“Then will you be coaxed? I do implore you, for my sake, to go, or it will be too late. Never, never, will you see me again, unless you do what I beseech of you.”
“I will not stir one peg, unless you put your arms round my neck and kiss me, and say that you will never have anybody else.”
Insie blushed deeply, and her bright eyes flashed with passion not of loving kind. But it went to her heart that he was brave, and that he loved her truly. She flung her comely arms round his neck, and touched her rosy lips with his; and before he could clasp her she was gone, with no more comfort than these words:
“Now if you are a gentleman, you must go, and never come near this place again.”
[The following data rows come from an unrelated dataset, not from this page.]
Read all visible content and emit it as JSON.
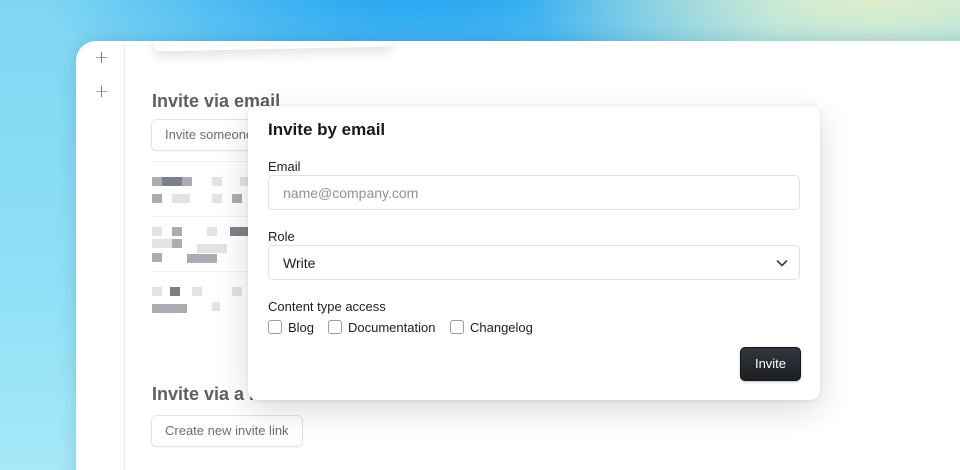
{
  "rail": {
    "icons": [
      "plus-icon",
      "plus-icon"
    ]
  },
  "background_page": {
    "invite_email_heading": "Invite via email",
    "invite_someone_button": "Invite someone",
    "invite_link_heading": "Invite via a link",
    "create_link_button": "Create new invite link"
  },
  "dialog": {
    "title": "Invite by email",
    "email_label": "Email",
    "email_placeholder": "name@company.com",
    "email_value": "",
    "role_label": "Role",
    "role_value": "Write",
    "content_access_label": "Content type access",
    "content_types": [
      {
        "label": "Blog",
        "checked": false
      },
      {
        "label": "Documentation",
        "checked": false
      },
      {
        "label": "Changelog",
        "checked": false
      }
    ],
    "invite_button": "Invite"
  },
  "colors": {
    "primary_button": "#1d1f24",
    "text": "#1c1d21",
    "muted_text": "#6b6e75",
    "border": "#e1e2e6"
  }
}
Not a moment too soon he plunged into the gill, and hurried up its winding course; but turning back at the corner, saw a sweet smile in the distance, and a wave of the hand, that warmed his heart.
CHAPTER XXIII
LOVE MILITANT
So far so good. But that noble and exalted condition of the youthful mind which is to itself pure wisdom's zenith, but to folk of coarse maturity and tough experience “calf-love,” superior as it is to words and reason, must be left to its own course. The settled resolve of a middle-aged man, with seven large-appetited children, and an eighth approaching the shores of light, while baby-linen too often transmitted betrays a transient texture, and hose has ripened into holes, and breeches verify their name, and a knock at the door knocks at the heart—the fixed resolution of such a man to strike a bold stroke, for the sake of his home, is worthier of attention than the flitting fancy of boy and girl, who pop upon one another, and skip through zigzag vernal ecstasy, like the weathery dalliance of gnats.
Lieutenant Carroway had dealt and done with amorous grace and attitude, soaring rapture, and profundity of sigh, suspense (more agonizing than suspension), despair, prostration, grinding of the teeth, the hollow and spectral laugh of a heart forever broken, and all the other symptoms of an annual bill of vitality; and every new pledge of his affections sped him toward the pledge-shop. But never had he crossed that fatal threshold; the thought of his uniform and dignity prevailed; and he was not so mean as to send a child to do what the father was ashamed of.